According to new research written by a team lead by The University of Texas Health Science Center in San Antonio, often known as UT Health San Antonio, a normal Western high-fat diet can raise the risk of painful diseases common in persons with conditions such as diabetes or obesity.
Furthermore, dietary modifications may considerably lessen or even reverse pain caused by inflammatory diseases such as arthritis, trauma, or surgery, as well as neuropathic pain caused by diabetes. The discovery might aid in the treatment of chronic pain patients by changing diet or creating medicines that inhibit the release of specific fatty acids in the body.
A collaborative team of 15 local researchers, led by first co-authors Jacob T. Boyd, MD, PhD, and Peter M. LoCoco, PhD, of the Department of Endodontics at UT Health San Antonio, published the study in the June issue of the journal Nature Metabolism, after more than five years of work.
Eleven of the co-authors are from UT Health San Antonio, including seven current or former students of its Graduate School of Biomedical Sciences; three are from the University of Texas at San Antonio’s Department of Chemistry; and one is from the South Texas Veterans Health Care System’s Department of Neurology.

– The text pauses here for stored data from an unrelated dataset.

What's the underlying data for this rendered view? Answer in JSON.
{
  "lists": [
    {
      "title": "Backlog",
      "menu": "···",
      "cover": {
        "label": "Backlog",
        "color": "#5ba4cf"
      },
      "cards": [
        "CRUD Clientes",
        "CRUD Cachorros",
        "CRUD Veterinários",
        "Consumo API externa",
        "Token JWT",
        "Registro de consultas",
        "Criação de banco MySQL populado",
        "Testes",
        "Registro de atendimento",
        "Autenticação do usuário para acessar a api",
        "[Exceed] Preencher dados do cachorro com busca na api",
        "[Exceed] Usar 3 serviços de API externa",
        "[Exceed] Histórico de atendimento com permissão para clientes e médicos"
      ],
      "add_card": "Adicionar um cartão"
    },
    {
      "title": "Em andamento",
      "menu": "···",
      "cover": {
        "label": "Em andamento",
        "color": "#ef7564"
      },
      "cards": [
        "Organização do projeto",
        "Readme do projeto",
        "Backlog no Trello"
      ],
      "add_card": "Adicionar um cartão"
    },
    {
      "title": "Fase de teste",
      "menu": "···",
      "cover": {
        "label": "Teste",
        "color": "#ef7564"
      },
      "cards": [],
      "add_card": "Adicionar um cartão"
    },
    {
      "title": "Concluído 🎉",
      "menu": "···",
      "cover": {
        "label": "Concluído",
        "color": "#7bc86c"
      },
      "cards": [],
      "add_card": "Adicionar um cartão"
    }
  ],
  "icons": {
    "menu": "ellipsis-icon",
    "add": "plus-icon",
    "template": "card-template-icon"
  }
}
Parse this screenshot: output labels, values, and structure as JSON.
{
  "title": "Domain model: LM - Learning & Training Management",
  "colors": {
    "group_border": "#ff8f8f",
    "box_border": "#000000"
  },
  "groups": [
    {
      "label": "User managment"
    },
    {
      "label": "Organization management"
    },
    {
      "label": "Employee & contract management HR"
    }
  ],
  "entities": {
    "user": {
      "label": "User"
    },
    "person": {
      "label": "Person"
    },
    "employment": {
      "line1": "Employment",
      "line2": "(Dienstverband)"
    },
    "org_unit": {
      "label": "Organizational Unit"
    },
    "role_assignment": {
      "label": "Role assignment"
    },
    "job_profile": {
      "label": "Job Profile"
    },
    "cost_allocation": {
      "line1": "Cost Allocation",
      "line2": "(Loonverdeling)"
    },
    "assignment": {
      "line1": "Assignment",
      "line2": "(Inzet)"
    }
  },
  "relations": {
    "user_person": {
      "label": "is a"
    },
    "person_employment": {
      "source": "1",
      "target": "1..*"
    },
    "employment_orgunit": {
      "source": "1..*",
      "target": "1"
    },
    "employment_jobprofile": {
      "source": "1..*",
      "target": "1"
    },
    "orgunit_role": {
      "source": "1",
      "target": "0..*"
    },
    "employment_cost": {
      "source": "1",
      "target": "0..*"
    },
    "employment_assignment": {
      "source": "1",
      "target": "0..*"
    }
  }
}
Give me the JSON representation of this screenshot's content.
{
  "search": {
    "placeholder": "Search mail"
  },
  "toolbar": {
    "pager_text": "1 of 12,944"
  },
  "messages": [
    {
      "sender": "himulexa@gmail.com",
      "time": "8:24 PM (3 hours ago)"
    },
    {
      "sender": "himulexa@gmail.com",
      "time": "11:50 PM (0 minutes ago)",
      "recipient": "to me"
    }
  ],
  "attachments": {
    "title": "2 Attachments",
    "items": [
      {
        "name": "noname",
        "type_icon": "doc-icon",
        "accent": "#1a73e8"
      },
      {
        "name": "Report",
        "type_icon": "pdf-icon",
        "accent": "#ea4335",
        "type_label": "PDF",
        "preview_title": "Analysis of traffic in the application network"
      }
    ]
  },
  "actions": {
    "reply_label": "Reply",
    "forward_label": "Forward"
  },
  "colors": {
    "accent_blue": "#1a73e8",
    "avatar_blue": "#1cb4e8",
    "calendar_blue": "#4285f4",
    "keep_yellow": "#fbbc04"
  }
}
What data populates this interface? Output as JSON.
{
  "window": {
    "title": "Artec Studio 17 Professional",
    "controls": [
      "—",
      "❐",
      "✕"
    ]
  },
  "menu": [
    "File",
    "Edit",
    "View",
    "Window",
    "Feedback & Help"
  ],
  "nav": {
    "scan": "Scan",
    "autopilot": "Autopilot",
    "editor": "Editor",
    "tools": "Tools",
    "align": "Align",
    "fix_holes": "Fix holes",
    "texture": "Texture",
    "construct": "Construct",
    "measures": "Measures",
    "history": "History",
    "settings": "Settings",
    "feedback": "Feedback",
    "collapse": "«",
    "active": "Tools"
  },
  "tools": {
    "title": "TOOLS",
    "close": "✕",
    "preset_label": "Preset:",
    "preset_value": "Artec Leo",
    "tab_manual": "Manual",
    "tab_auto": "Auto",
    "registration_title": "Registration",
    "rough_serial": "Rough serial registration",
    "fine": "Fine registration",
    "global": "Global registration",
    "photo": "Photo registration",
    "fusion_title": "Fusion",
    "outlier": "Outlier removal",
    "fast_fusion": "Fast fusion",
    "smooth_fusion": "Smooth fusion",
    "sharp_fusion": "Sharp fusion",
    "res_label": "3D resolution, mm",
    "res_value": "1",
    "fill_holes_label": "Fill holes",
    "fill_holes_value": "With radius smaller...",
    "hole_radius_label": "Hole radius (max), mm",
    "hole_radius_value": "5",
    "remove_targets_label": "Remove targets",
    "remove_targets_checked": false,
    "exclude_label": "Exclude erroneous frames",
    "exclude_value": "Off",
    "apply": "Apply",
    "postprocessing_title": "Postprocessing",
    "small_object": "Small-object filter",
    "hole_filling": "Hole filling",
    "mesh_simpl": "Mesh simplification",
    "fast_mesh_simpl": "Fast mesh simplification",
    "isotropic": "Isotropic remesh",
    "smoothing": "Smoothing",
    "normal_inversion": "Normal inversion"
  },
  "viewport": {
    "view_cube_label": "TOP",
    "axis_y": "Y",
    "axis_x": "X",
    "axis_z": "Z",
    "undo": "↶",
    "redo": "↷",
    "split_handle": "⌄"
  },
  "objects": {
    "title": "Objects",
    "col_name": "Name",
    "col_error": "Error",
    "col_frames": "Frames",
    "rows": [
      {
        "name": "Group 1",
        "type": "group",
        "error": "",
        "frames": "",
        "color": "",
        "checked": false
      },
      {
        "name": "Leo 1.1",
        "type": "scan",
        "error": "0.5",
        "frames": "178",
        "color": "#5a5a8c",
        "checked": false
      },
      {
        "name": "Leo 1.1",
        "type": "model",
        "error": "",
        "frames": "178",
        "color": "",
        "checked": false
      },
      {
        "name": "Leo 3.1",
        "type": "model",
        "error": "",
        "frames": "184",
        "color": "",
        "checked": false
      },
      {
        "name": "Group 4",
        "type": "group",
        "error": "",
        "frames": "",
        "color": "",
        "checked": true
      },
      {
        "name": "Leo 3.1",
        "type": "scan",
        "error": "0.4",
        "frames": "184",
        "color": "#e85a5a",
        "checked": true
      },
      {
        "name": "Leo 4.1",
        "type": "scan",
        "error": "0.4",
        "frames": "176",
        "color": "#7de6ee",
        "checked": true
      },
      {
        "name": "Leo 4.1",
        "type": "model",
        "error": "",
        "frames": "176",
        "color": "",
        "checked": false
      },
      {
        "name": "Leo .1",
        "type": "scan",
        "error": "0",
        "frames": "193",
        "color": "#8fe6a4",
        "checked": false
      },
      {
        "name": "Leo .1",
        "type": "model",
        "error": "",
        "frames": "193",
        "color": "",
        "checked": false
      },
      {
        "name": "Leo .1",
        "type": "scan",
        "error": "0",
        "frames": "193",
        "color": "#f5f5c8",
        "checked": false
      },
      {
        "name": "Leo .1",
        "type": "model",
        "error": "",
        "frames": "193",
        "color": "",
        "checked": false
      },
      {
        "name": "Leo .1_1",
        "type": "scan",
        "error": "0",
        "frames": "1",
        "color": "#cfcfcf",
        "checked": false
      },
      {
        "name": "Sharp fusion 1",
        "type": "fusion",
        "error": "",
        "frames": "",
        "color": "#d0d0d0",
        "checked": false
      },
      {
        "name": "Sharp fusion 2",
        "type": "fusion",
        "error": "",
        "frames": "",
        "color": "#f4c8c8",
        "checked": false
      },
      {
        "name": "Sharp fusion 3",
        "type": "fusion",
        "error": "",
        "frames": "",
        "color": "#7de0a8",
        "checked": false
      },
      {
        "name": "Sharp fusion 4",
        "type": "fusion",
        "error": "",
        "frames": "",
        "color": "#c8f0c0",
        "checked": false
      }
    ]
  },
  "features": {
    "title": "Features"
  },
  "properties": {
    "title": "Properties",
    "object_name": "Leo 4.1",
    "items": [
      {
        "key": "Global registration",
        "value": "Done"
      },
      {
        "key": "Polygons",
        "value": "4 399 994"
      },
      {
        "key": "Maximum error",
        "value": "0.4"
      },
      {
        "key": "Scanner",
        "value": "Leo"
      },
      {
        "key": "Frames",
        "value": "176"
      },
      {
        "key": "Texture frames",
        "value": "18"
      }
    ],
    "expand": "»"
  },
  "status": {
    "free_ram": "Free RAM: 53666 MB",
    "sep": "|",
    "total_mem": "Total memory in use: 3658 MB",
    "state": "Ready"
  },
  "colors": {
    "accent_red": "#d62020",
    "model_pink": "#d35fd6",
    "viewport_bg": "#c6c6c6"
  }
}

“This study exemplifies team science at its best multiple scientists and clinicians with complementary expertise working together to make lives better,” said Kenneth M. Hargreaves, DDS, PhD, professor, and chair of the Department of Endodontics at UT Health San Antonio, and senior author of the paper.
Malnutrition in all kinds, as well as non-communicable diseases (NCDs) such as diabetes, heart disease, stroke, and cancer, are all aided by a nutritious diet. Unhealthy eating habits and a lack of physical exercise are the major causes of worldwide health problems. Healthy eating habits begin early in life, with breastfeeding promoting healthy growth and cognitive development, as well as potentially lowering the chance of being overweight or obese and having NCDs later in life.
Fatty acids and pain –
Chronic pain is a leading cause of disability worldwide. However, whereas dietary lipids, or fatty acids, are frequently recommended to treat diabetes, auto-immune disorders, and cardiovascular illnesses, the effect of dietary lipids, or fatty acids, in pain problems is mostly unclear.
Dr. Boyd and his colleagues investigated the function of polyunsaturated fatty acids in pain situations in mice and people in their new research. They discovered that omega-6 polyunsaturated fats in standard Western diets were a major risk factor for both inflammatory and neuropathic pain.
The amount of energy consumed (calories) should be equal to the amount of energy expended. Total fat should not exceed 30% of total caloric intake to avoid harmful weight gain. Saturated fat intake should be less than 10% of total calorie intake, and trans-fat intake should be less than 1% of total energy intake, with a shift in fat consumption away from saturated and trans-fats and toward unsaturated fats, with the objective of eliminating industrially-produced trans-fats.
Omega-6 fats, which are mostly present in meals made with vegetable oils, provide certain advantages. However, Western diets linked to obesity include considerably greater quantities of those acids in foods ranging from corn chips to onion rings than beneficial omega-3 fats found in fish and flaxseed, and walnuts.
Processed snacks, quick meals, pastries, and fatty and cured meats are all examples of unhealthy foods high in omega-6 fats. The researchers discovered that reversing this diet, particularly by reducing omega-6 and boosting omega-3 lipids, substantially decreased chronic pain problems.
A healthy diet includes limiting free sugar consumption to less than 10% of total energy intake. For further health advantages, a further decrease to less than 5% of total calorie consumption is recommended. In the adult population, limiting salt consumption to fewer than 5 g per day (equal to less than 2 g sodium) helps to avoid hypertension and lowers the risk of heart disease and stroke.
In addition, the authors found that skin levels of omega-6 lipids in individuals with Type 2 diabetic neuropathic pain were highly linked to pain levels and the requirement for analgesic medications.
“This paper is a high-profile contribution for a huge unmet translational need as there are no treatments altering the nature of this neurological disease,” said José E. Cavazos, MD, PhD, professor of neurology, assistant dean, and director of the National Institutes of Health-designated South Texas Medical Scientist Training Program at UT Health San Antonio.
In an editorial accompanying the paper, Duke University researchers Aidan McGinnis and Ru-Rong Ji wrote, “This comprehensive and elegant study from Boyd et al. may serve as a foundation for new clinical trials and ultimately provide new avenues for the clinical treatment of neuropathies.”